Russia Foreign and Security Policy 2000-2008

Russia Foreign and Security Policy 2000-2008

Significant was the ratification of the START II treaty by Russia (approval by the State Duma and the Federation Council in April 2000). In October 2000 Russia agreed a “strategic partnership” with India, including an expansion of military-technical cooperation (armaments contracts). In March 2001, a new cooperation agreement was also concluded with Iran (particularly for the armaments sector). The People’s Republic of China and Russia signed a treaty on good neighborly relations, friendship and cooperation in July 2001 for a period of 20 years. The cooperation offered by Russia immediately after the terrorist attacks in the USA (September 11, 2001) within the framework of an anti-terror alliance initially improved the Russian-American relationship significantly. So came Putin on a state visit to the USA in November 2001 with the American President G. W. Bush agreed to reduce the nuclear weapons of both countries by about two thirds within ten years. Russia also used the international reputation it had gained to equate the Russian military intervention in Chechnya (in a questionable way) with the war against terrorism in Afghanistan, which it, among other things. with arms deliveries to the Afghan Northern Alliance and his support for the temporary stationing of US units in the Central Asian CIS republics. After the fall of the Taliban, Russia was the first country to reopen its embassy in Afghanistan on November 30, 2001. A renewed upset in the Russian-American relationship led on December 13th.

To make cooperation more effective, in December 2001 NATO proposed membership to Russia in a “Council of Twenty” (19 NATO countries and Russia); Russia and five other CIS republics (Armenia, Kazakhstan, Kyrgyzstan, Tajikistan and Belarus) thereupon announced in mid-May 2002 the establishment of a military alliance prepared to cooperate with NATO (planning as part of a new global security system).

Regardless of individual differences of opinion (e.g. with regard to Iran and NATO’s eastward expansion), Putin and the American President Bush came to an understanding on a “strategic partnership” and signed the nuclear weapons disarmament treaty that had already been agreed in November 2001 in Moscow on May 24, 2002. A new quality in the relationship between NATO and Russia was expressed inter alia. in the opening of a military liaison mission of the North Atlantic Alliance in Moscow in May 2002 and the reconstitution of a NATO-Russia Council on May 28, 2002 in Italy, in which Russia “as an equal partner” has a say in important international issues (particularly in the fight against terrorism, Disarmament and the settlement of regional crises). At the world economic summit at the end of June 2002 it was decided to grant Russia the status of an equal member of the G8 from 2006 onwards.

On September 30, 2004, the Russian government approved the ratification of the Kyoto Protocol to reduce emissions of greenhouse gases and climate pollutants, thus clearing the way for its entry into force (Conference of the Parties). In November 2004, President Putin announced that work is being carried out in Russia on the development and deployment of new (unique) nuclear weapons. The first joint military maneuver (August 18-25, 2005) by Russia and China served to expand the “strategic partnership” between the two countries. Due to ongoing differences between Russia and the Baltic states (especially in the assessment of their occupation by the Soviet Union in 1940), the long-prepared conclusion of border treaties with Estonia and Latvia failed in 2005. On January 1, 2006, Russia took over the chairmanship of the G8 for the first time.

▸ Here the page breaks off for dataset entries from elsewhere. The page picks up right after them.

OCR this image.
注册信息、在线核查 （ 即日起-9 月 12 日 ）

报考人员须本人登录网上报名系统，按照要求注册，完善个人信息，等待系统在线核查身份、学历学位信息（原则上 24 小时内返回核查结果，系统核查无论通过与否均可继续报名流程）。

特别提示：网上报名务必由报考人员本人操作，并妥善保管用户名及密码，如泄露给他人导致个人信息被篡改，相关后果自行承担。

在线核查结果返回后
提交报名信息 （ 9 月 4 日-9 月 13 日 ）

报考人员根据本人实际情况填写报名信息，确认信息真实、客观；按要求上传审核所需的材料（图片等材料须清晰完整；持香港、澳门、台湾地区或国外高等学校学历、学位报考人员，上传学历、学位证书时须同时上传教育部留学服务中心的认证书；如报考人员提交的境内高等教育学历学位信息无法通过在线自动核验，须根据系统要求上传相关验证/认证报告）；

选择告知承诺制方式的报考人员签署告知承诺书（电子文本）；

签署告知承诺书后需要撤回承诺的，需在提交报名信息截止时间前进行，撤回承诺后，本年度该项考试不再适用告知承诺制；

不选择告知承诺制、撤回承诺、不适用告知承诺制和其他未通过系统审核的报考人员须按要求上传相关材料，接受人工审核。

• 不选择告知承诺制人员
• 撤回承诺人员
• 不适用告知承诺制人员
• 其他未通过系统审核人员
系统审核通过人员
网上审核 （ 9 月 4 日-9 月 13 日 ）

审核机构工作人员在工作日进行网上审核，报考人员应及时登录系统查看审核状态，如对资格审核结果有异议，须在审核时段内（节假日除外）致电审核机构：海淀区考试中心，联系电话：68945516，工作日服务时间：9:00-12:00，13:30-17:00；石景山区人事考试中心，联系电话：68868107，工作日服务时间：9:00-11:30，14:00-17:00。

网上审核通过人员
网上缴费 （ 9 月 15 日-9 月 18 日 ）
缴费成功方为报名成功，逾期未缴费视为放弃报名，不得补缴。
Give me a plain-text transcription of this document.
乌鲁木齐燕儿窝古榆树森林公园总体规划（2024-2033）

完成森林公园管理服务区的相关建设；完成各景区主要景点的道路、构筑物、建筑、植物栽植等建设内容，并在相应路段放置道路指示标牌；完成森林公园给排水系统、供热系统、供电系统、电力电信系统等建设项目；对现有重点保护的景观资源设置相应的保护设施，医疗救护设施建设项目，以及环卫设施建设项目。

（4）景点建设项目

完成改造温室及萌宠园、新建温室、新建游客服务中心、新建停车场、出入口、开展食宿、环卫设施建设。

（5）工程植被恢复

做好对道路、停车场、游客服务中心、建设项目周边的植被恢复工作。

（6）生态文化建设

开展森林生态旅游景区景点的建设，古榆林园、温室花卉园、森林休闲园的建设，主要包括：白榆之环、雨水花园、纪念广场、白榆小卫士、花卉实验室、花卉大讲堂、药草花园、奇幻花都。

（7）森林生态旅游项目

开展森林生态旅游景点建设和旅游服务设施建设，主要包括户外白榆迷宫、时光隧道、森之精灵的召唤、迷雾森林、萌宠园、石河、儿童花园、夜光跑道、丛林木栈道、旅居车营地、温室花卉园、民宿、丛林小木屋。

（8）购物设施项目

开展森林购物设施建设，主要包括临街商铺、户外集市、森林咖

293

Another controversy in the Russian-American relationship was triggered in 2007 by Russia’s plan to station a missile defense system in Eastern Europe (Poland, Czech Republic), which Russia viewed as destabilizing the security situation. Russia also turned against the independence of Kosovo, which was recognized by the USA and various EU states in February 2008, and assessed this step as a mistake by the “West” because it sent a signal for separatist movements.